AFTER the turmoil of 2008, the world is yearning for a period of relative calm, trying to avoid a drastic downturn.

Amidst all the gloom, the dourest estimates for China and India indicate that the two fastest-growing major economies of the 21st century expanded by more than 7 per cent last year and are expected to grow by 5-7 per cent in 2009.

While that level is a shock, compared with previous growth for these high-flying economies, it's still good growth.

Without doubt China, India and other developing markets of Asia, Africa and the Middle East are witnessing a marked slowdown. By the end of 2008, every country in Asia had seen its exports contract. Unlike previous financial setbacks, Asia can't rely this time on exports to the West.

But the best way to describe the reversal in fortunes would be by using the economists' lexicon and term it a cyclical downturn as opposed to the West's ongoing structural slowdown, which is likely to last for several quarters if not years.

Calculations by Standard Chartered's economist Nicholas Kwan show that even if developing Asia's exports to the US, Europe and Japan drop by 30 per cent in 2009, a bigger decline than that seen during the 2001-2002 downturn, it would shave off only about 1.5 per cent from the region's combined GDP. That is nowhere near the GDP slide seen in the Asian financial crisis of 1997-98.

Then there are the variations within the region in terms of exposure to overseas demand - inward-looking economies such as India and Indonesia and even export powerhouses, South Korea and China, are much more dependent on domestic demand than their export-oriented neighbors such as Singapore.

The middle class

The ever-growing middle class of emerging Asia - a group that has saved prodigiously during the boom times - will need to pick up some of the slack left by the withdrawal of Western consumers.

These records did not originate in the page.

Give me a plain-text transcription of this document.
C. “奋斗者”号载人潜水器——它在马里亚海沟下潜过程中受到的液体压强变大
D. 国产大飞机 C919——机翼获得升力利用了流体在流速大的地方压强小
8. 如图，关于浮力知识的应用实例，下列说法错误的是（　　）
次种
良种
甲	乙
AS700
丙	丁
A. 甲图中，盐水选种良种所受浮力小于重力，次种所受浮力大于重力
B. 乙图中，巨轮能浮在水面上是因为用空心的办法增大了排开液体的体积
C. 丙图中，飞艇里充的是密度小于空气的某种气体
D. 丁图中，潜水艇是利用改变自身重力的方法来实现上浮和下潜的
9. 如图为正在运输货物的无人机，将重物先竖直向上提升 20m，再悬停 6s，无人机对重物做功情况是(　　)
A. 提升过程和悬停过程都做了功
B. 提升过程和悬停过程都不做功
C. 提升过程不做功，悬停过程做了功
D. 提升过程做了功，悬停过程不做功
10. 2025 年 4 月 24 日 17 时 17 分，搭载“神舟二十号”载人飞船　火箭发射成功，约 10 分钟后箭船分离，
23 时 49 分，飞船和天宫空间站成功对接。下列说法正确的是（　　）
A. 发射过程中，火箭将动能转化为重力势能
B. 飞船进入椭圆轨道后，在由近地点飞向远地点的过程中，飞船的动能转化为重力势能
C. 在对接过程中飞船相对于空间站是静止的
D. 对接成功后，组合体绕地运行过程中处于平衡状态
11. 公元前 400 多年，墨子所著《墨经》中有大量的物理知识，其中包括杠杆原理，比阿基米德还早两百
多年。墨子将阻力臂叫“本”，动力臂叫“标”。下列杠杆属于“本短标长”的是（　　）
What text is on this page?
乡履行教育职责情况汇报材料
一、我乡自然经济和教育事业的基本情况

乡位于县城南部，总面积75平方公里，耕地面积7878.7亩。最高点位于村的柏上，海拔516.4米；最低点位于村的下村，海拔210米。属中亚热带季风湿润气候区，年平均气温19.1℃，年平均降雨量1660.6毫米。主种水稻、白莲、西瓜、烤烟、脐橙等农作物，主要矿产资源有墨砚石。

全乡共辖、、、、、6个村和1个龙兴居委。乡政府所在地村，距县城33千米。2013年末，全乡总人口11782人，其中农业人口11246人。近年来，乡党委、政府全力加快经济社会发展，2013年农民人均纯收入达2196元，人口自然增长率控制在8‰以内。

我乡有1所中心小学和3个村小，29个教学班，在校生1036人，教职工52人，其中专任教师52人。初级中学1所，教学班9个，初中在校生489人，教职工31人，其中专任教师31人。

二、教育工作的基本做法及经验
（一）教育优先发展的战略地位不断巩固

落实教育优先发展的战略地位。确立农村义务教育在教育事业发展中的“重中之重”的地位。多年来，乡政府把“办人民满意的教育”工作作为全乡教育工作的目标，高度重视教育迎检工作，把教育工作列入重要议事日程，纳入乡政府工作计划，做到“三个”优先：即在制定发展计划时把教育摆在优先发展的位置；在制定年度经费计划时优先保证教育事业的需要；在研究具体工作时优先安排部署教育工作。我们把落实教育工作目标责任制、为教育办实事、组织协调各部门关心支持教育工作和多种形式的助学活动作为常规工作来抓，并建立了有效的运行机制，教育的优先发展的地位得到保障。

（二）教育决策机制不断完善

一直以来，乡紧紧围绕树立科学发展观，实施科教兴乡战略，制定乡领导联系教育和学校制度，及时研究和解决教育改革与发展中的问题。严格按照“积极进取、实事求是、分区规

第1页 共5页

The middle class in Asia, excluding Japan, is comprised of more than 250 million people. This is the segment that is willing to pare down savings and take on debt to go on overseas holidays, buy homes and cars, eat out at restaurants and continue to buy luxury goods.

Add to that some 1 billion Chinese and Indians who are increasingly getting wealthy enough to buy motorcycles, televisions and refrigerators, and you have an emerging consumer base that could soon surpass that in the US, the European Union and Japan put together.

Governments and central banks in the region are now trying to stoke consumption by cutting taxes and interest rates, encouraging these savers to spend more. Asian governments are in better shape than those in the West to provide these incentives because of their strong fiscal positions, low debt levels, large foreign exchange reserves, resilient financial systems and falling inflation.

Moreover, economies in the region are today much more integrated thanks to multiple free-trade agreements signed between governments over the past few years, making the region less susceptible to the developed economies in the West than a decade ago.

(The author is Chief Executive Asia for Standard Chartered Bank. Shanghai Daily condensed his article.)